I was dozing off, towards dawn, when I heard the small knock upon my bedroom door. I jerked awake, sure even then that it was not my father's summons – that it could, against all logic, be only one person. I ran to the door and pulled it open. There was no-one there, and I thought that I had imagined the summons until I heard another sound. A high, regular note, like bird song, sounded from the carpet at me feet. I looked down and saw Philomena's pendant. Elation swelling within me, I snatched it up. The thin sliver of metal warmed to my touch, tingling. Then, in the air before me, an apparition materialised – a projection of Philomena.

She was staring intently ahead. "Don't be frightened – it isn't a ghost. It's me... I told you the pendant was magical. I coded it to your presence the other night in the maze. I... I thought it would come in useful." She paused there, staring past me, then went on, "Your father told my parents about us. They moved me to a new room and locked me in. They threatened that if I see you again, then we'll leave the hotel... But I'll take the risk. I'm in room ten." She paused. Then, "See you tonight, okay? I'll be waiting." And with a smile and a wave, she was gone.

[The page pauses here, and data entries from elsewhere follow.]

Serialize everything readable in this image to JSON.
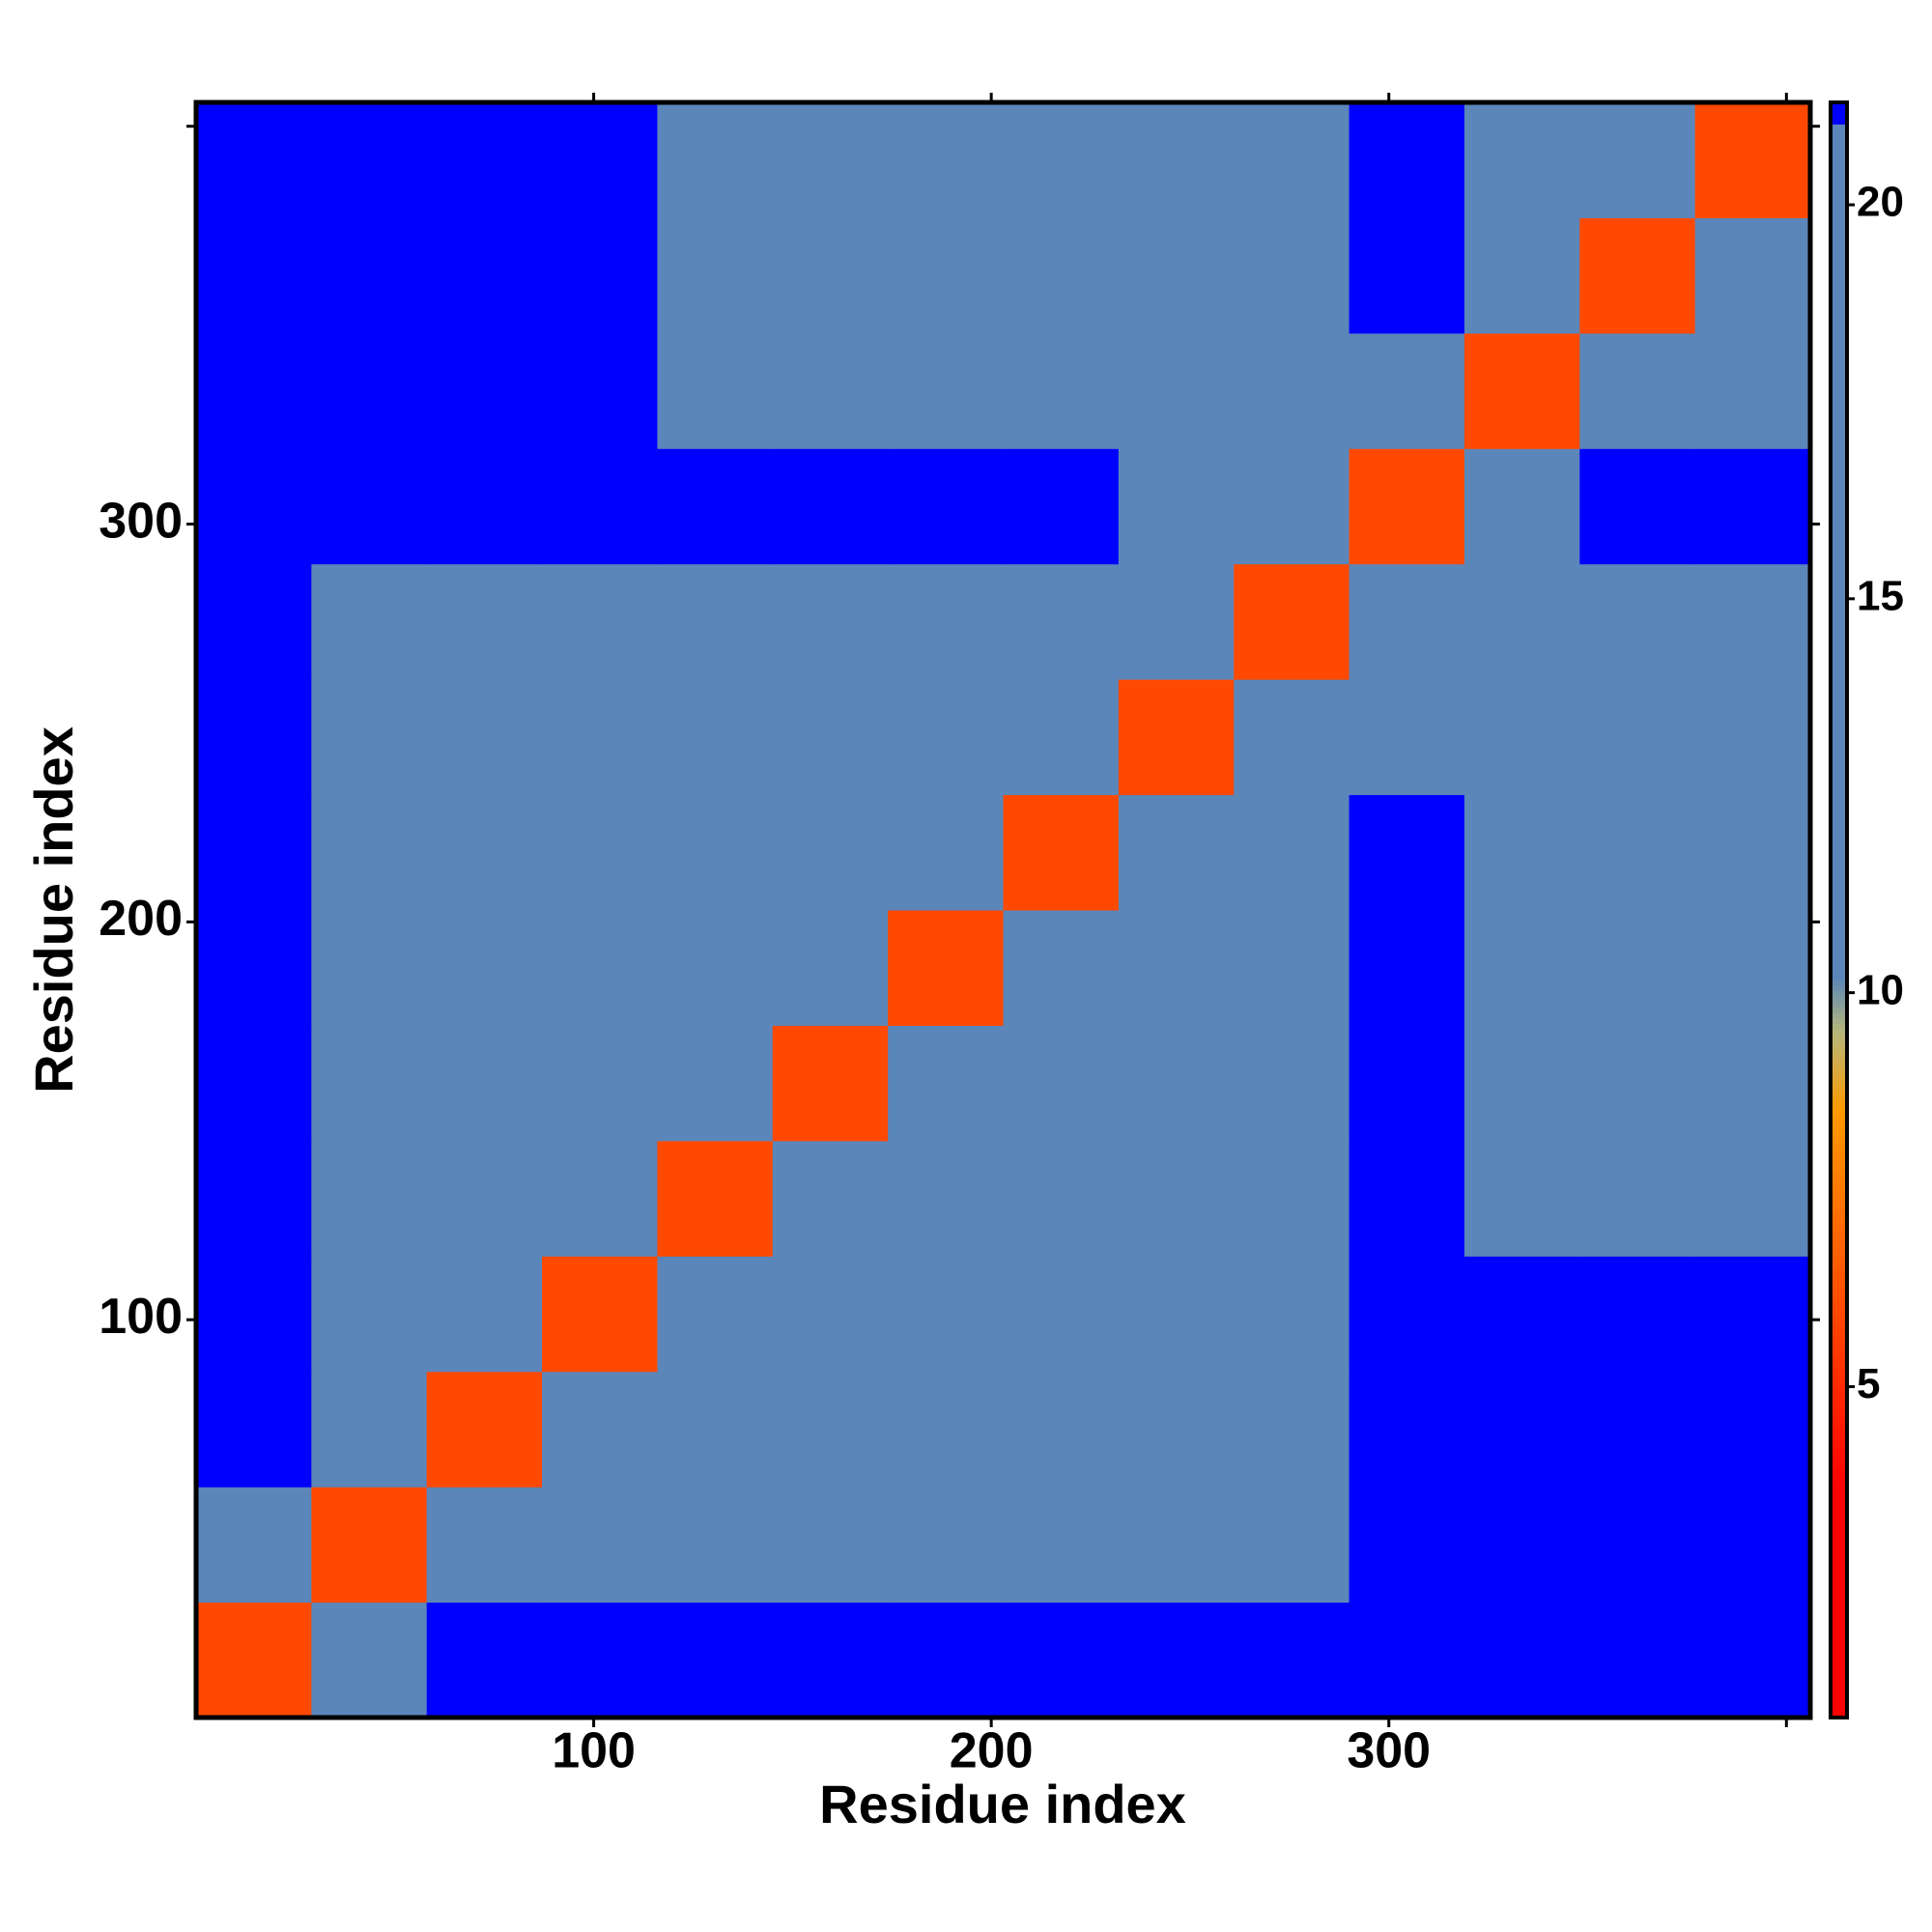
{
  "chart_data": {
    "type": "heatmap",
    "x_label": "Residue index",
    "y_label": "Residue index",
    "xlim": [
      0,
      406
    ],
    "ylim": [
      0,
      406
    ],
    "xticks": [
      100,
      200,
      300,
      {
        "value": 400,
        "label": null
      }
    ],
    "yticks": [
      100,
      200,
      300,
      {
        "value": 400,
        "label": null
      }
    ],
    "bins": [
      0,
      29,
      58,
      87,
      116,
      145,
      174,
      203,
      232,
      261,
      290,
      319,
      348,
      377,
      406
    ],
    "values": [
      [
        6,
        16,
        21.2,
        21.2,
        21.2,
        21.2,
        21.2,
        21.2,
        21.2,
        21.2,
        21.2,
        21.2,
        21.2,
        21.2
      ],
      [
        16,
        6,
        12,
        16,
        17,
        17,
        17,
        18,
        18,
        18,
        21.2,
        21.2,
        21.2,
        21.2
      ],
      [
        21.2,
        12,
        6,
        12,
        14,
        17,
        17,
        17,
        17,
        18,
        21.2,
        21.2,
        21.2,
        21.2
      ],
      [
        21.2,
        16,
        12,
        6,
        12,
        15,
        14,
        17,
        17,
        18,
        21.2,
        21.2,
        21.2,
        21.2
      ],
      [
        21.2,
        17,
        14,
        12,
        6,
        12,
        15,
        17,
        17,
        18,
        21.2,
        18,
        18,
        18
      ],
      [
        21.2,
        17,
        17,
        15,
        12,
        6,
        12,
        15,
        17,
        17,
        21.2,
        17,
        17,
        18
      ],
      [
        21.2,
        17,
        17,
        14,
        15,
        12,
        6,
        12,
        16,
        17,
        21.2,
        17,
        16,
        17
      ],
      [
        21.2,
        18,
        17,
        17,
        17,
        15,
        12,
        6,
        12,
        15,
        21.2,
        17,
        17,
        17
      ],
      [
        21.2,
        18,
        17,
        17,
        17,
        17,
        16,
        12,
        6,
        12,
        18,
        18,
        17,
        17
      ],
      [
        21.2,
        18,
        18,
        18,
        18,
        17,
        17,
        15,
        12,
        6,
        12,
        16,
        15,
        17
      ],
      [
        21.2,
        21.2,
        21.2,
        21.2,
        21.2,
        21.2,
        21.2,
        21.2,
        18,
        12,
        6,
        12,
        21.2,
        21.2
      ],
      [
        21.2,
        21.2,
        21.2,
        21.2,
        18,
        17,
        17,
        17,
        18,
        16,
        12,
        6,
        12,
        16
      ],
      [
        21.2,
        21.2,
        21.2,
        21.2,
        18,
        17,
        16,
        17,
        17,
        15,
        21.2,
        12,
        6,
        12
      ],
      [
        21.2,
        21.2,
        21.2,
        21.2,
        18,
        18,
        17,
        17,
        17,
        17,
        21.2,
        16,
        12,
        6
      ]
    ],
    "clim": [
      0.8,
      21.3
    ],
    "cticks": [
      5,
      10,
      15,
      20
    ],
    "colorscale": [
      [
        0.8,
        "#ff0000"
      ],
      [
        3.7,
        "#ff0000"
      ],
      [
        8.5,
        "#ff9900"
      ],
      [
        9.5,
        "#b7b77a"
      ],
      [
        10.2,
        "#5b86ba"
      ],
      [
        21,
        "#5b86ba"
      ],
      [
        21,
        "#0000ff"
      ],
      [
        21.3,
        "#0000ff"
      ]
    ]
  }
}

My father locked me in his study that morning, and in the afternoon banished me to the cellar. I accepted his cruelty with the secret knowledge that nothing he could do would ever keep us apart. That night I could not wait until twelve – as soon as I heard my father retire to his room, I crept downstairs and found the pass-card to room ten.

The card clicked home, the door opened, and Philomena was in my arms. Without a word we hurried from the hotel. The stars were out. The night was warm. Hand in hand we ran like the wind. In the maze at last we stood, panting, face to face. We undressed each other and, like a dignitary awarding an athlete a medal, I looped Philomena's pendant around her neck. Then we made love beneath the stars, and of all the times we had been together, this one was the sweetest.

For the next ten days we rendezvoused at midnight and made up for the lost hours of the afternoons. Our feelings for each other increased with the time we were forced to spend apart; certainly my need for Philomena became insatiable. The long days without her were unbearable, reducing me to bouts of sickness and nausea. When at last we met at midnight there were not sufficient hours until dawn; between making love and trading intimacies, there was time for nothing else.